Friend or Foe

The 20s are all about choosing your inner circle. College is an amazing place for the simple fact that everyday there you are surrounded by hundreds if not thousands of total strangers. Every time we come into contact with a new person, there is potential to become friends. When we think of how many people we actually end up talking to the number is mighty miniscule. We could be missing out on some of the best friendships of our lives and don't even know it. The thing is, not everyone becomes a friend. Some may just as easily be a foe. Pick your side, friend or foe.
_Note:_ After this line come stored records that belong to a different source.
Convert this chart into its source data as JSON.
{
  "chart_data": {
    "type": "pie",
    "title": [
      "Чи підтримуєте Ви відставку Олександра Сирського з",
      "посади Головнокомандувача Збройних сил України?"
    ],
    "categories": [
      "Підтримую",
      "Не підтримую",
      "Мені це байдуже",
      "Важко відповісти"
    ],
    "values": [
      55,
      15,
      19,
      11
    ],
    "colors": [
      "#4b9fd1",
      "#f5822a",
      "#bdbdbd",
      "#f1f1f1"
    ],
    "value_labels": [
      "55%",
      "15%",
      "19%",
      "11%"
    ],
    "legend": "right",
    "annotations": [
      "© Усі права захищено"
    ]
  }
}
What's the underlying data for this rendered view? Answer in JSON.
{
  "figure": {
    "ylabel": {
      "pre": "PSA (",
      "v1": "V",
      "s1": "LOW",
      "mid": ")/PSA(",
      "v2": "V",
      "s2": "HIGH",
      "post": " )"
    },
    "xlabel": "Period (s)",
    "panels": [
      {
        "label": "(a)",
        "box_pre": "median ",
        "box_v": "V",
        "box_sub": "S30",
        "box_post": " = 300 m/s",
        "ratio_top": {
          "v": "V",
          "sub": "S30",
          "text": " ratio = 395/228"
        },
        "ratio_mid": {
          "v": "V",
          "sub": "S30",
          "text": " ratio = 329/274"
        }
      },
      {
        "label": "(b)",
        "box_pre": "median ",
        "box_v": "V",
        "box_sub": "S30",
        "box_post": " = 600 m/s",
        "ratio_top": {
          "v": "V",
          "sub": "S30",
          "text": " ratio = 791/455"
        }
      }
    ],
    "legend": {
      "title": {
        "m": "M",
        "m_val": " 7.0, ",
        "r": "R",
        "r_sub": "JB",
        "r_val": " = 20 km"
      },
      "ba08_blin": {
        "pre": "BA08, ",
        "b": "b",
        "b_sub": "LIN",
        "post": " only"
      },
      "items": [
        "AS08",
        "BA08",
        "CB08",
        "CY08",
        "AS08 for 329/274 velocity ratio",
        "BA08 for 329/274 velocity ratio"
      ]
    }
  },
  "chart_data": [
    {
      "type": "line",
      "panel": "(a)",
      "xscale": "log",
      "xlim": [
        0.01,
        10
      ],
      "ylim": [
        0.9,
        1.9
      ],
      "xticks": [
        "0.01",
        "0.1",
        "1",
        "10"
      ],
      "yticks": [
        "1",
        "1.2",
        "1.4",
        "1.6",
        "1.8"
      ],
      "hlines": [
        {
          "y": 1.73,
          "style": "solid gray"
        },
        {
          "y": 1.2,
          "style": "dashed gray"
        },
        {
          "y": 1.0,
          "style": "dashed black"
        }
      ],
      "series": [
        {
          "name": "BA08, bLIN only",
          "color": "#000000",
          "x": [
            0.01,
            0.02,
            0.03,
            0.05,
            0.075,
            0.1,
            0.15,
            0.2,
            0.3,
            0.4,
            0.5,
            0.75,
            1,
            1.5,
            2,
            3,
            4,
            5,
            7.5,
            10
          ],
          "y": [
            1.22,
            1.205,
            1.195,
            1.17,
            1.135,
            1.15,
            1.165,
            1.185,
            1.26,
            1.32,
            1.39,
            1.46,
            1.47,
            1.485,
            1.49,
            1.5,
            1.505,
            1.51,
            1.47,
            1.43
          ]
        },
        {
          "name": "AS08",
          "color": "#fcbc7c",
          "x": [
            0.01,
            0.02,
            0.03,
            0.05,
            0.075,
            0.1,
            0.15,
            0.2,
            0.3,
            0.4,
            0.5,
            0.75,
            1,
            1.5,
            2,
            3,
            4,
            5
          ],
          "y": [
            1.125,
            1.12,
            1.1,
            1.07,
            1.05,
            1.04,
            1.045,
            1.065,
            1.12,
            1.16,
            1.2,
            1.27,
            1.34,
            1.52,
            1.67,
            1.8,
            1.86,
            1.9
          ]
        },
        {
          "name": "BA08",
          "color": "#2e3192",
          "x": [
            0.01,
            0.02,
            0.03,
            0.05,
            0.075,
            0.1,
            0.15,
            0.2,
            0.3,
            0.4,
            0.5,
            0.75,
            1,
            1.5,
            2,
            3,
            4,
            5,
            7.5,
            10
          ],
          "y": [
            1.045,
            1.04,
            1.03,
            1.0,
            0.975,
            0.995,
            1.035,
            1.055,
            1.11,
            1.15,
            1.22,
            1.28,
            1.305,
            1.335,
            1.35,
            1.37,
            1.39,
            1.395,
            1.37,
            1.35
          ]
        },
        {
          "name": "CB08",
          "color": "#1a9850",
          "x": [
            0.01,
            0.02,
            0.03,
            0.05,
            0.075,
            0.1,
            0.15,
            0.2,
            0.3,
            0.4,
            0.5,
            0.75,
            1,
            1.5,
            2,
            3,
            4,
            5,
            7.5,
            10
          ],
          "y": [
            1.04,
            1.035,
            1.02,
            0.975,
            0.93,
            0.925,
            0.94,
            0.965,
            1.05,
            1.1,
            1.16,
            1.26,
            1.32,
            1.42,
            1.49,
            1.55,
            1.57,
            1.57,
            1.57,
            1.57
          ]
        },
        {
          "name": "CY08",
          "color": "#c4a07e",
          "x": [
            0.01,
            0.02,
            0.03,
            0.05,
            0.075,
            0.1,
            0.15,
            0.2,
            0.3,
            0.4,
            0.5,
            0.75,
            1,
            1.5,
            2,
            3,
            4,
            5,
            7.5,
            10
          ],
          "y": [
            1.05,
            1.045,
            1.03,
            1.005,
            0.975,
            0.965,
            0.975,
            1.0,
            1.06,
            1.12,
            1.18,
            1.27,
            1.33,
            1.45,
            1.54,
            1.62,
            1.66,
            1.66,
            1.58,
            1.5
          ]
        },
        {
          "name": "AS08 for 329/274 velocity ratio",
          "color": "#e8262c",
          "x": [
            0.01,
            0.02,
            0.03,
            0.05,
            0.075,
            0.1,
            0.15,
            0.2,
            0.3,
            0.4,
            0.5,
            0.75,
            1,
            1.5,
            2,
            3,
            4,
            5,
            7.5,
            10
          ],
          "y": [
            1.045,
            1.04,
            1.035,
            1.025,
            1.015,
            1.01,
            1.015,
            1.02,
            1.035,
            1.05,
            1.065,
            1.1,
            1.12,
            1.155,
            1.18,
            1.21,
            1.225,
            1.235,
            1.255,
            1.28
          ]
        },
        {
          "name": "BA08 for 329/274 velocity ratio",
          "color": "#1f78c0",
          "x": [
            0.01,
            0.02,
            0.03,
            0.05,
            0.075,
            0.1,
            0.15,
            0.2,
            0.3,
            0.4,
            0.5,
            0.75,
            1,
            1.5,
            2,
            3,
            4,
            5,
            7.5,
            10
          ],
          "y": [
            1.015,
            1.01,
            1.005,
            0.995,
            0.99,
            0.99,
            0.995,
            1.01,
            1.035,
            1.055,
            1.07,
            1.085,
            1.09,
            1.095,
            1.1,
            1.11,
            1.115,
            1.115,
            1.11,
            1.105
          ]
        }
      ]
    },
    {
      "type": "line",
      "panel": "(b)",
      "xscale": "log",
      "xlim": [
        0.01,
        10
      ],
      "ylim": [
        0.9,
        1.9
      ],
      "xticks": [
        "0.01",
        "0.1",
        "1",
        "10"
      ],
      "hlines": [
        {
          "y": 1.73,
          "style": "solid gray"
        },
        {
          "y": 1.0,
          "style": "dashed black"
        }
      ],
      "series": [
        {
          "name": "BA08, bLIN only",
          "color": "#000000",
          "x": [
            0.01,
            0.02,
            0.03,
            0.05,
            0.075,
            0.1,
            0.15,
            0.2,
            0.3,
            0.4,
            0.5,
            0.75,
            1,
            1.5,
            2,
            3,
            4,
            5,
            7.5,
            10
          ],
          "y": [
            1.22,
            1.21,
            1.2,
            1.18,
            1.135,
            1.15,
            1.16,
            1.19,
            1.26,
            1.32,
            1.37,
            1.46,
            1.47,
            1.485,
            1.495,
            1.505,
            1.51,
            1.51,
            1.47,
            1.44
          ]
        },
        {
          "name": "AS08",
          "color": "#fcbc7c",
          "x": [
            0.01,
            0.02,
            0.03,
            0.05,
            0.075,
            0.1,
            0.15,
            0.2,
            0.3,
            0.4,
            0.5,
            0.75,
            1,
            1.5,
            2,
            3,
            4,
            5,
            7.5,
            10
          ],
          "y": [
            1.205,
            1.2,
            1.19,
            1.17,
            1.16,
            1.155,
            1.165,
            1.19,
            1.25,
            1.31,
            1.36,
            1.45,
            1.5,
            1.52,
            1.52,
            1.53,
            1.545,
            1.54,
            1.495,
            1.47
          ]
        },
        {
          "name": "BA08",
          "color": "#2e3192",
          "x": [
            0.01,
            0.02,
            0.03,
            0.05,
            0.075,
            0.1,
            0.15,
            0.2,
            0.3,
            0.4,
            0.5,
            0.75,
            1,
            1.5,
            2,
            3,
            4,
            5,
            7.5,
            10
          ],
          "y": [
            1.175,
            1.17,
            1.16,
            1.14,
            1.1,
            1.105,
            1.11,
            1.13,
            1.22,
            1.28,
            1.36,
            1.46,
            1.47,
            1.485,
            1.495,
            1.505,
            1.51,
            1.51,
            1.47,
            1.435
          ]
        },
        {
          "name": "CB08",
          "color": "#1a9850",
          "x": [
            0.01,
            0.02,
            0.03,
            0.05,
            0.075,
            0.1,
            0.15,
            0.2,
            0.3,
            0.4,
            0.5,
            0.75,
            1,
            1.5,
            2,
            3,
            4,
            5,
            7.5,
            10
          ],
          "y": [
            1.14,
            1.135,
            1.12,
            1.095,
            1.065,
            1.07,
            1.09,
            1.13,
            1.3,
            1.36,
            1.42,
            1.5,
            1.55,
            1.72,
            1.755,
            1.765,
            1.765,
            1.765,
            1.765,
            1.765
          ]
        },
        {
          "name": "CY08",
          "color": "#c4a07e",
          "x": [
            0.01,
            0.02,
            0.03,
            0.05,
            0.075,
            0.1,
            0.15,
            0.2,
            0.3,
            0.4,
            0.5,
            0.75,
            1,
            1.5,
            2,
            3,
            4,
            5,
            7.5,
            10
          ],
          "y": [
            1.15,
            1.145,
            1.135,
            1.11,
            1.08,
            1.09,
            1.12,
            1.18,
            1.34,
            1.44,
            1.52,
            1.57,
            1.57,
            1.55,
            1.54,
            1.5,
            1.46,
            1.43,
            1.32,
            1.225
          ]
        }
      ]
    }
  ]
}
With the start of a new year, we make those semi-realistic goals of what we'll do different. Other than exercise (mmkay, no - what do I look like Tim Tebow #awk) the most frequently mentioned advice was to reevaluate your friendships. It's to choose better friends. Sometimes you have pursue who matters to you. The people you want to get to know better. The people whose morals and insight into the world you truly value. The people who you have a connection with but secretly wish it was stronger. Now is the time to surround ourselves with positive people who are pushing the envelope on what friendship looks like. When the people you choose (keyword there choose - it's about us and our decisions to associate) surprise you with how they express their friendship, something just might be going right. It's time to get motivators, challenges, and supporters. When your friends make you want to work harder, longer and better, only good can come from it. That's the friend that subliminally asks for your to step your college game up. The challenger forces you to evaluate your beliefs and preconceived notions as well as to try new things. These friends are crucial for new experiences and to understand there's more to college and life than just the way we view it. Lastly, the supporters aka the lifesavers. These friends cheer you on, listen to you, check-in, make you feel better and are there for you. College can be such a brash and brazen place, supporters are essential for when it knocks you down. Find these three people and you'll see a major difference. We also can be any one of these for other people. Friendship is a reciprocal relationship. Don't be afraid to give just as much as you get. Talk to someone new in class, at a party, in the library, or in a club/organization - there's so many people, and that means more chances to find the people you fit with. Friend or foe, let us know any day now. 

This is the year to remove negativity from your life. If you've got a friend, acquaintance, frenemy, formidable foe or arch-nemesis that is constantly bringing you down, it's time for them to get the heck out of our life. Done, finished, end of story, game over, pack up and peace the hell out. We're the social media generation but our news feeds stay clogged up with irrelevant high school classmates, offensive nincompoops and tons of randoms - do the deed and unfriend. Unfollow foolishness on twitter, and block your haters on instagram. Delete, delete, delete. It's that damn simple sometimes. People like to act like ending friendships is such a bad thing, but we're not meant to be friends with everyone. There's no reason to be constantly uncomfortable, offended, or used a doormat/complaint bearer. If you're always taking care of your friends emotionally, physically when they get majorly twisted, or academically (cause colluding is NBD or whatevs), and get nothing in return, what's the point. Friendship works both ways. Cut the crap. Cut the excess. Cut the irrelevance. If your friends have a knack for getting into trouble, probz a sure sign of "go-no further." Sometimes you don't have to do any work, you just stop really talking to a person and they kind of fade away. If someone actively values your friendships, you not being present will resonate with them and they'll seek you out and if it just ends, then it ends. Sometimes you have to confront people and let them know what's up. We can't continue this way. We can't be friends anymore. We aren't what we used to be. Being friends with people for old times sake is fine and good, but when the camaraderie is gone, then there's no point. If I'm cutting you off it's only because you handed me the scissors. Friend or foe, choose your side of you've got to go.

My blog post question for the day is ... when do you know that you've made a long term friend? I think when you have a solid friendship and appreciate one another things just work out. Friendships are work, but it's so easy it doesn't seem like work.